Because the Catholic faith is incarnational, the truths in our creed are meant to be woven into the fabric of our daily lives. This interweaving of transcendent and terrestrial is greatly aided by concrete and tangible reminders of God everywhere, in the home, in schools, on street corners, in public places and businesses. All these symbols—paintings, statuary, shrines, or other such things—have the purpose of making divine realities approachable, in order that we might be called and recalled to our identity and purpose in life. The multitude and variety of these reminders are like alarm clocks to wake us up from our earthly sleep, and their accessibility to our senses ensures that the message will not be missed. When we consider how the darkness of our mind, the weakness of our will, and the cares of life make it difficult for us to dwell for long on spiritual and heavenly things, we see all the more how important it is to surround ourselves with icons, images, signposts dotting the road, guiding us to our final happiness.
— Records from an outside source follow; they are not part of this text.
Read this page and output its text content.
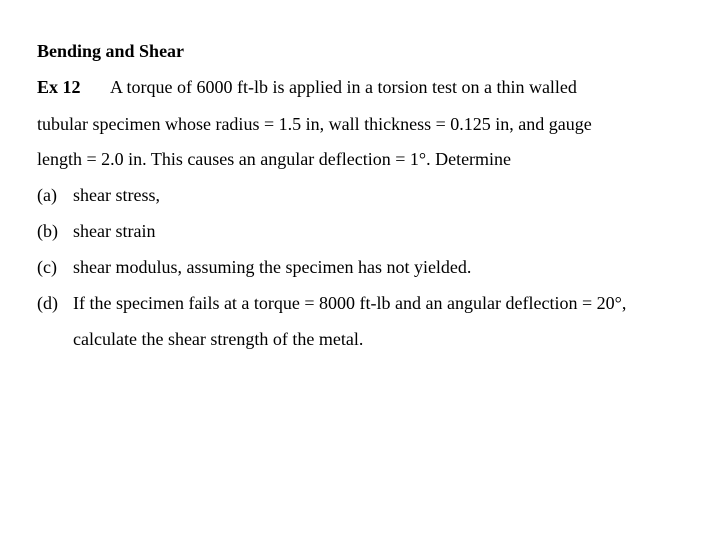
Bending and Shear
Ex 12 A torque of 6000 ft-lb is applied in a torsion test on a thin walled
tubular specimen whose radius = 1.5 in, wall thickness = 0.125 in, and gauge
length = 2.0 in. This causes an angular deflection = 1°. Determine
(a) shear stress,
(b) shear strain
(c) shear modulus, assuming the specimen has not yielded.
(d) If the specimen fails at a torque = 8000 ft-lb and an angular deflection = 20°,
calculate the shear strength of the metal.
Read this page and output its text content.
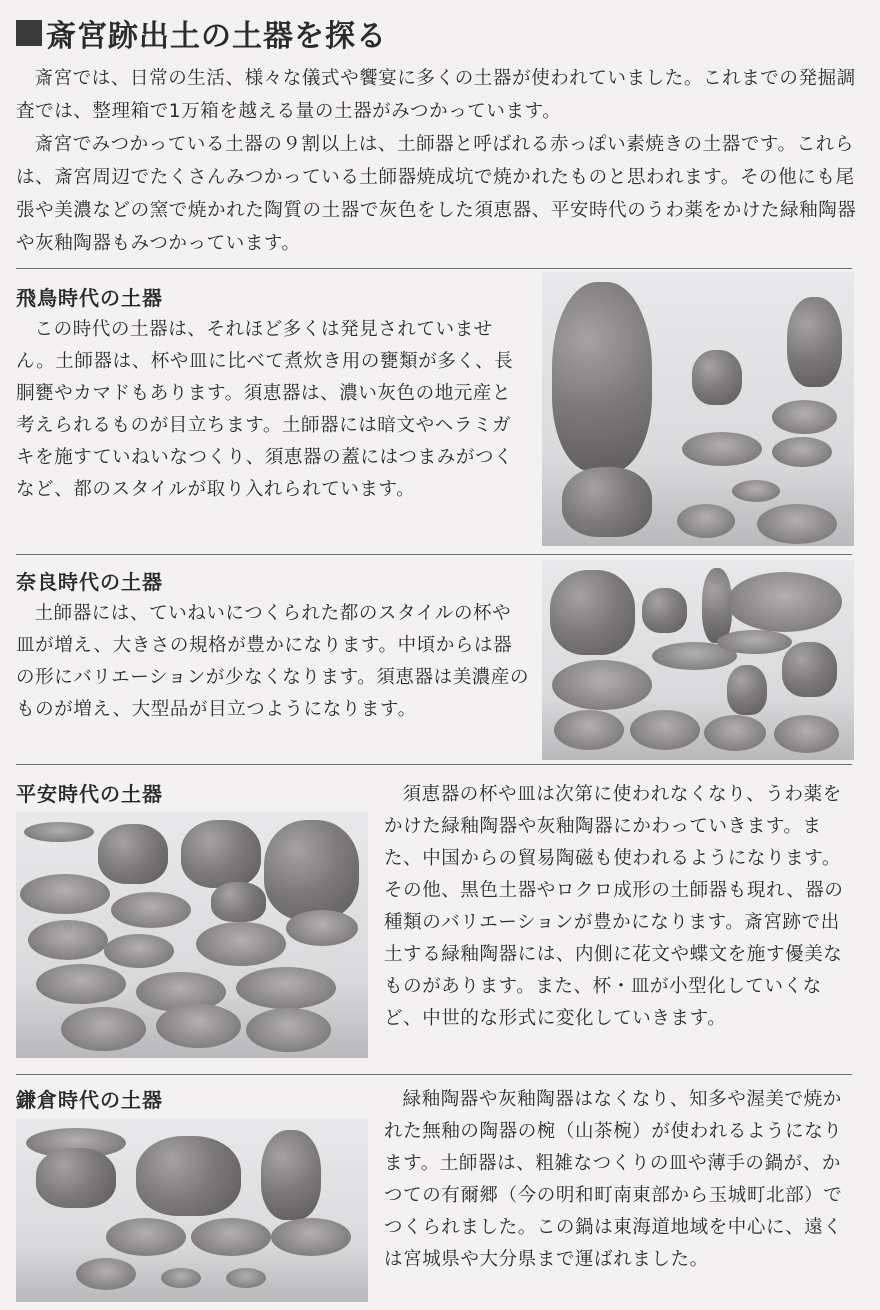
斎宮跡出土の土器を探る

斎宮では、日常の生活、様々な儀式や饗宴に多くの土器が使われていました。これまでの発掘調査では、整理箱で1万箱を越える量の土器がみつかっています。

斎宮でみつかっている土器の９割以上は、土師器と呼ばれる赤っぽい素焼きの土器です。これらは、斎宮周辺でたくさんみつかっている土師器焼成坑で焼かれたものと思われます。その他にも尾張や美濃などの窯で焼かれた陶質の土器で灰色をした須恵器、平安時代のうわ薬をかけた緑釉陶器や灰釉陶器もみつかっています。

飛鳥時代の土器

この時代の土器は、それほど多くは発見されていません。土師器は、杯や皿に比べて煮炊き用の甕類が多く、長胴甕やカマドもあります。須恵器は、濃い灰色の地元産と考えられるものが目立ちます。土師器には暗文やヘラミガキを施すていねいなつくり、須恵器の蓋にはつまみがつくなど、都のスタイルが取り入れられています。

奈良時代の土器

土師器には、ていねいにつくられた都のスタイルの杯や皿が増え、大きさの規格が豊かになります。中頃からは器の形にバリエーションが少なくなります。須恵器は美濃産のものが増え、大型品が目立つようになります。

平安時代の土器	須恵器の杯や皿は次第に使われなくなり、うわ薬をかけた緑釉陶器や灰釉陶器にかわっていきます。また、中国からの貿易陶磁も使われるようになります。その他、黒色土器やロクロ成形の土師器も現れ、器の種類のバリエーションが豊かになります。斎宮跡で出土する緑釉陶器には、内側に花文や蝶文を施す優美なものがあります。また、杯・皿が小型化していくなど、中世的な形式に変化していきます。

鎌倉時代の土器	緑釉陶器や灰釉陶器はなくなり、知多や渥美で焼かれた無釉の陶器の椀（山茶椀）が使われるようになります。土師器は、粗雑なつくりの皿や薄手の鍋が、かつての有爾郷（今の明和町南東部から玉城町北部）でつくられました。この鍋は東海道地域を中心に、遠くは宮城県や大分県まで運ばれました。
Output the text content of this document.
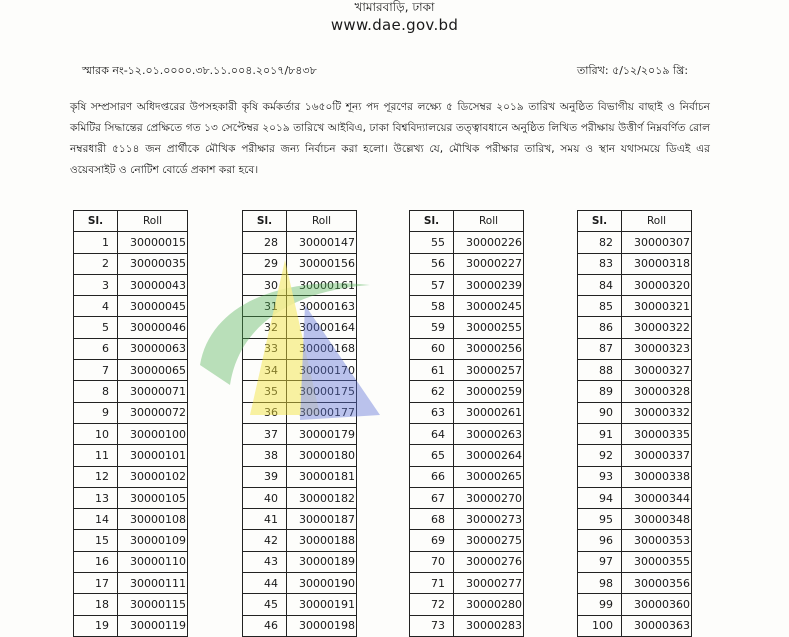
খামারবাড়ি, ঢাকা
www.dae.gov.bd
স্মারক নং-১২.০১.০০০০.৩৮.১১.০০৪.২০১৭/৮৪৩৮	তারিখ: ৫/১২/২০১৯ খ্রি:
কৃষি সম্প্রসারণ অধিদপ্তরের উপসহকারী কৃষি কর্মকর্তার ১৬৫০টি শূন্য পদ পূরণের লক্ষ্যে ৫ ডিসেম্বর ২০১৯ তারিখ অনুষ্ঠিত বিভাগীয় বাছাই ও নির্বাচন কমিটির সিদ্ধান্তের প্রেক্ষিতে গত ১৩ সেপ্টেম্বর ২০১৯ তারিখে আইবিএ, ঢাকা বিশ্ববিদ্যালয়ের তত্ত্বাবধানে অনুষ্ঠিত লিখিত পরীক্ষায় উত্তীর্ণ নিম্নবর্ণিত রোল নম্বরধারী ৫১১৪ জন প্রার্থীকে মৌখিক পরীক্ষার জন্য নির্বাচন করা হলো। উল্লেখ্য যে, মৌখিক পরীক্ষার তারিখ, সময় ও স্থান যথাসময়ে ডিএই এর ওয়েবসাইট ও নোটিশ বোর্ডে প্রকাশ করা হবে।
Sl.	Roll
1	30000015
2	30000035
3	30000043
4	30000045
5	30000046
6	30000063
7	30000065
8	30000071
9	30000072
10	30000100
11	30000101
12	30000102
13	30000105
14	30000108
15	30000109
16	30000110
17	30000111
18	30000115
19	30000119
Sl.	Roll
28	30000147
29	30000156
30	30000161
31	30000163
32	30000164
33	30000168
34	30000170
35	30000175
36	30000177
37	30000179
38	30000180
39	30000181
40	30000182
41	30000187
42	30000188
43	30000189
44	30000190
45	30000191
46	30000198
Sl.	Roll
55	30000226
56	30000227
57	30000239
58	30000245
59	30000255
60	30000256
61	30000257
62	30000259
63	30000261
64	30000263
65	30000264
66	30000265
67	30000270
68	30000273
69	30000275
70	30000276
71	30000277
72	30000280
73	30000283
Sl.	Roll
82	30000307
83	30000318
84	30000320
85	30000321
86	30000322
87	30000323
88	30000327
89	30000328
90	30000332
91	30000335
92	30000337
93	30000338
94	30000344
95	30000348
96	30000353
97	30000355
98	30000356
99	30000360
100	30000363
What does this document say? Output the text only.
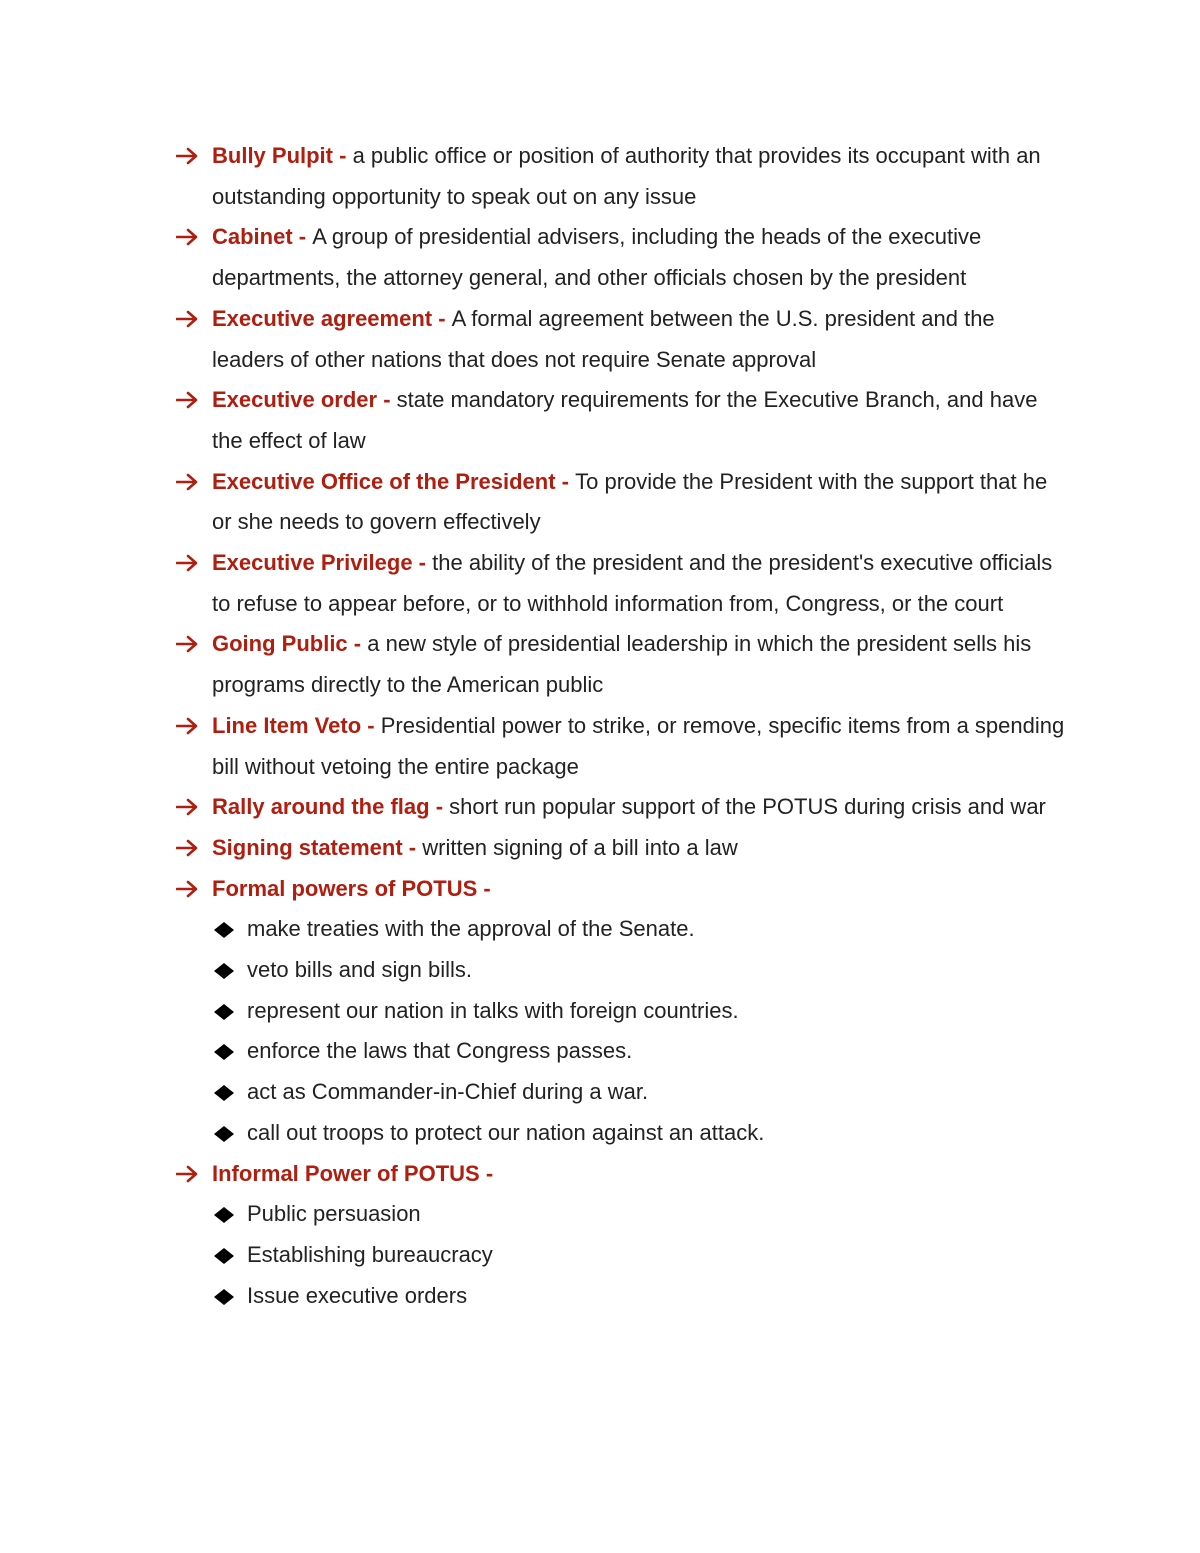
Bully Pulpit - a public office or position of authority that provides its occupant with an outstanding opportunity to speak out on any issue
Cabinet - A group of presidential advisers, including the heads of the executive departments, the attorney general, and other officials chosen by the president
Executive agreement - A formal agreement between the U.S. president and the leaders of other nations that does not require Senate approval
Executive order - state mandatory requirements for the Executive Branch, and have the effect of law
Executive Office of the President - To provide the President with the support that he or she needs to govern effectively
Executive Privilege - the ability of the president and the president's executive officials to refuse to appear before, or to withhold information from, Congress, or the court
Going Public - a new style of presidential leadership in which the president sells his programs directly to the American public
Line Item Veto - Presidential power to strike, or remove, specific items from a spending bill without vetoing the entire package
Rally around the flag - short run popular support of the POTUS during crisis and war
Signing statement - written signing of a bill into a law
Formal powers of POTUS -
make treaties with the approval of the Senate.
veto bills and sign bills.
represent our nation in talks with foreign countries.
enforce the laws that Congress passes.
act as Commander-in-Chief during a war.
call out troops to protect our nation against an attack.
Informal Power of POTUS -
Public persuasion
Establishing bureaucracy
Issue executive orders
Such reflections prompt sobering thoughts about the state of soul of iconoclasts throughout the history of the Church, be it the original iconoclasts of the Byzantine empire, the Protestant smashers of statues, panels, and reliquaries in the tumultuous period of the Reformation, or the postconciliar Gestapo that confiscated and destroyed books, altars, altar rails, vestments, vessels, furnishings, and every other image of traditional Catholicism on which they could lay their hands. In an age as characterized by iconoclasm as ours has been, every Catholic should heed the wise advice of Aristotle to “bend the stick in the opposite direction,” pursuing the creation, restoration, and honoring of images with all the more zeal, lest the axial mystery of the Incarnation be hidden or silenced.